Almost by definition, any pursuit of hacktivism will require a constantly-updated set of tools. (The Electronic Disturbance Theatre's Web site notes that the Department of Defense wrote a counter-program to try to thwart one of their actions.) "We must be inventive with each problem which we encounter," RE:no argues. But even when those tools lie dormant, their potential is felt. RE:no believes activists should keep them in reserve -- "as an armed peace tool" -- the way the Zapatistas remain armed "as a symbolic gesture of voice."

And the hacktivism continues. After funding FloodNet, RTMark moved on to other forms of online activism, creating a doppelganger to the official Web site for GATT and championing European art group eToy in their fight with toy retailer eToys.
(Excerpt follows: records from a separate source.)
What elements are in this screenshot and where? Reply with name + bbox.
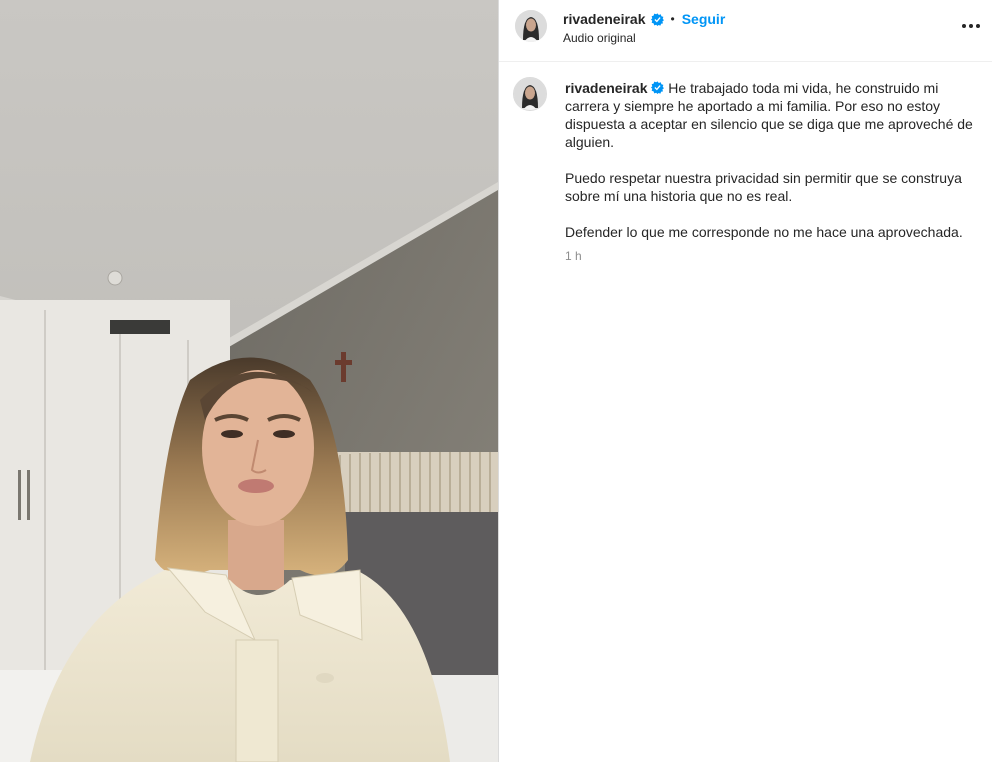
video-still-image: [0, 0, 498, 762]
verified-badge-icon: [650, 12, 664, 26]
more-options-icon[interactable]: [957, 14, 985, 38]
post-side-panel: rivadeneirak • Seguir Audio original riv…: [498, 0, 992, 762]
caption-author-avatar[interactable]: [513, 77, 547, 111]
author-username[interactable]: rivadeneirak: [563, 11, 646, 27]
post-header: rivadeneirak • Seguir Audio original: [499, 0, 992, 62]
audio-link[interactable]: Audio original: [563, 31, 636, 45]
caption-paragraph-3: Defender lo que me corresponde no me hac…: [565, 224, 963, 240]
author-avatar[interactable]: [515, 10, 547, 42]
caption-username[interactable]: rivadeneirak: [565, 80, 648, 96]
post-caption: rivadeneirak He trabajado toda mi vida, …: [565, 79, 977, 259]
video-frame[interactable]: [0, 0, 498, 762]
post-timestamp[interactable]: 1 h: [565, 249, 582, 263]
separator-dot: •: [670, 12, 675, 26]
verified-badge-icon: [651, 80, 665, 94]
caption-paragraph-2: Puedo respetar nuestra privacidad sin pe…: [565, 170, 962, 204]
follow-button[interactable]: Seguir: [682, 11, 726, 27]
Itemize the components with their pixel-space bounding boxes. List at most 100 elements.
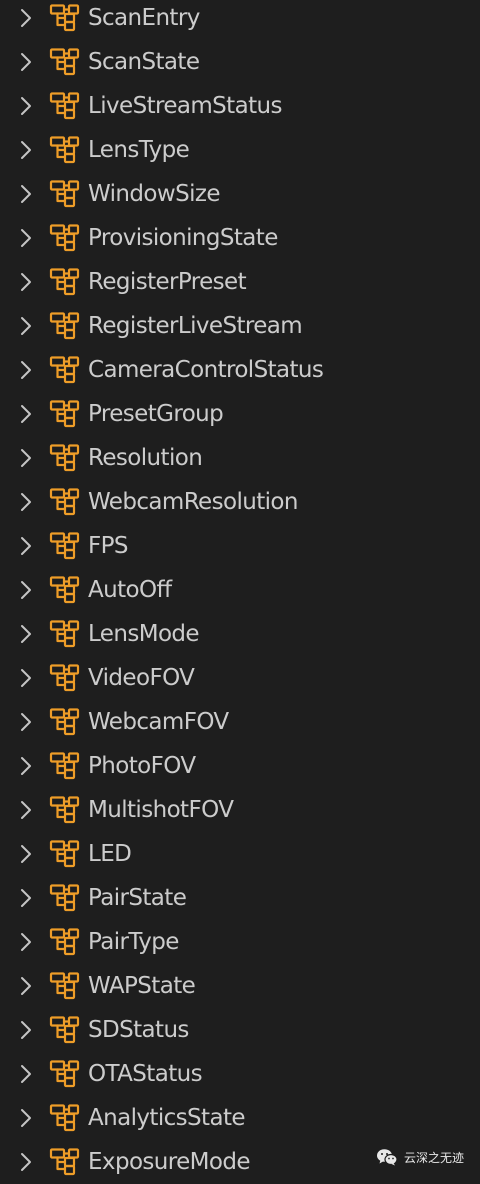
enum-icon <box>49 1146 80 1177</box>
tree-item[interactable]: FPS <box>0 524 480 568</box>
enum-icon <box>49 1102 80 1133</box>
tree-item-label: MultishotFOV <box>88 797 234 823</box>
enum-icon <box>49 134 80 165</box>
tree-item[interactable]: Resolution <box>0 436 480 480</box>
enum-icon <box>49 398 80 429</box>
tree-item[interactable]: LiveStreamStatus <box>0 84 480 128</box>
enum-icon <box>49 46 80 77</box>
tree-item-label: LensMode <box>88 621 200 647</box>
tree-item-label: FPS <box>88 533 129 559</box>
chevron-right-icon[interactable] <box>16 710 36 734</box>
chevron-right-icon[interactable] <box>16 930 36 954</box>
enum-icon <box>49 618 80 649</box>
enum-icon <box>49 750 80 781</box>
tree-item[interactable]: LensMode <box>0 612 480 656</box>
chevron-right-icon[interactable] <box>16 534 36 558</box>
tree-item-label: ExposureMode <box>88 1149 251 1175</box>
watermark: 云深之无迹 <box>376 1147 464 1167</box>
tree-item[interactable]: PresetGroup <box>0 392 480 436</box>
tree-item[interactable]: PairType <box>0 920 480 964</box>
tree-item-label: SDStatus <box>88 1017 189 1043</box>
chevron-right-icon[interactable] <box>16 402 36 426</box>
chevron-right-icon[interactable] <box>16 1106 36 1130</box>
tree-item-label: WebcamFOV <box>88 709 229 735</box>
tree-item[interactable]: OTAStatus <box>0 1052 480 1096</box>
chevron-right-icon[interactable] <box>16 182 36 206</box>
tree-item[interactable]: ScanState <box>0 40 480 84</box>
tree-item-label: LiveStreamStatus <box>88 93 282 119</box>
tree-item-label: ScanEntry <box>88 5 200 31</box>
tree-item[interactable]: AnalyticsState <box>0 1096 480 1140</box>
tree-item[interactable]: ProvisioningState <box>0 216 480 260</box>
chevron-right-icon[interactable] <box>16 1062 36 1086</box>
chevron-right-icon[interactable] <box>16 94 36 118</box>
chevron-right-icon[interactable] <box>16 358 36 382</box>
tree-item[interactable]: RegisterLiveStream <box>0 304 480 348</box>
chevron-right-icon[interactable] <box>16 6 36 30</box>
symbol-tree: ScanEntry ScanState LiveStreamStatus LensTy… <box>0 0 480 1181</box>
tree-item[interactable]: WebcamFOV <box>0 700 480 744</box>
enum-icon <box>49 442 80 473</box>
tree-item-label: ProvisioningState <box>88 225 278 251</box>
chevron-right-icon[interactable] <box>16 50 36 74</box>
chevron-right-icon[interactable] <box>16 754 36 778</box>
enum-icon <box>49 1058 80 1089</box>
tree-item-label: AnalyticsState <box>88 1105 246 1131</box>
tree-item[interactable]: CameraControlStatus <box>0 348 480 392</box>
tree-item-label: ScanState <box>88 49 200 75</box>
chevron-right-icon[interactable] <box>16 622 36 646</box>
tree-item-label: OTAStatus <box>88 1061 203 1087</box>
tree-item-label: LensType <box>88 137 190 163</box>
tree-item[interactable]: ScanEntry <box>0 0 480 40</box>
tree-item-label: Resolution <box>88 445 203 471</box>
watermark-text: 云深之无迹 <box>403 1150 464 1165</box>
tree-item-label: WindowSize <box>88 181 221 207</box>
wechat-icon <box>376 1149 398 1166</box>
tree-item[interactable]: LensType <box>0 128 480 172</box>
chevron-right-icon[interactable] <box>16 842 36 866</box>
tree-item-label: WAPState <box>88 973 196 999</box>
enum-icon <box>49 882 80 913</box>
chevron-right-icon[interactable] <box>16 270 36 294</box>
enum-icon <box>49 706 80 737</box>
enum-icon <box>49 530 80 561</box>
tree-item-label: VideoFOV <box>88 665 195 691</box>
chevron-right-icon[interactable] <box>16 226 36 250</box>
tree-item-label: RegisterLiveStream <box>88 313 303 339</box>
tree-item-label: CameraControlStatus <box>88 357 324 383</box>
enum-icon <box>49 838 80 869</box>
tree-item[interactable]: WebcamResolution <box>0 480 480 524</box>
tree-item-label: PairState <box>88 885 187 911</box>
chevron-right-icon[interactable] <box>16 314 36 338</box>
tree-item[interactable]: VideoFOV <box>0 656 480 700</box>
chevron-right-icon[interactable] <box>16 1150 36 1174</box>
tree-item[interactable]: LED <box>0 832 480 876</box>
chevron-right-icon[interactable] <box>16 138 36 162</box>
chevron-right-icon[interactable] <box>16 490 36 514</box>
tree-item[interactable]: SDStatus <box>0 1008 480 1052</box>
tree-item-label: PairType <box>88 929 179 955</box>
tree-item[interactable]: AutoOff <box>0 568 480 612</box>
tree-item[interactable]: WAPState <box>0 964 480 1008</box>
tree-item[interactable]: RegisterPreset <box>0 260 480 304</box>
chevron-right-icon[interactable] <box>16 974 36 998</box>
chevron-right-icon[interactable] <box>16 578 36 602</box>
tree-item[interactable]: PairState <box>0 876 480 920</box>
chevron-right-icon[interactable] <box>16 446 36 470</box>
chevron-right-icon[interactable] <box>16 666 36 690</box>
enum-icon <box>49 178 80 209</box>
chevron-right-icon[interactable] <box>16 886 36 910</box>
tree-item[interactable]: WindowSize <box>0 172 480 216</box>
chevron-right-icon[interactable] <box>16 1018 36 1042</box>
enum-icon <box>49 266 80 297</box>
enum-icon <box>49 310 80 341</box>
tree-item[interactable]: MultishotFOV <box>0 788 480 832</box>
enum-icon <box>49 2 80 33</box>
tree-item-label: AutoOff <box>88 577 172 603</box>
tree-item[interactable]: PhotoFOV <box>0 744 480 788</box>
enum-icon <box>49 574 80 605</box>
enum-icon <box>49 794 80 825</box>
enum-icon <box>49 970 80 1001</box>
enum-icon <box>49 354 80 385</box>
chevron-right-icon[interactable] <box>16 798 36 822</box>
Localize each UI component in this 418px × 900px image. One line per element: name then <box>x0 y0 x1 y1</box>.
Pigdog.org called on network administrators to block Doubleclick ads from reaching their users. Last summer on the Hacktivism list, Ricardo Dominguez even announced new online actions in August of 1999 to commemorate the birthday of Emiliano Zapata. Whether or not hacktivists can stay in the code race, escalating tactics in response to counter-measures, remains to be seen. But their actions have at least raised that possibility -- along with thorny issues that accompany it. While it may be unclear whether online masses can make a lasting impact on social policy, there are individuals who believe it's possible and are working to find a way to make it happen -- which is, in itself, a kind of first step. As Thoreau himself once said -- "In the long run men hit only what they aim at."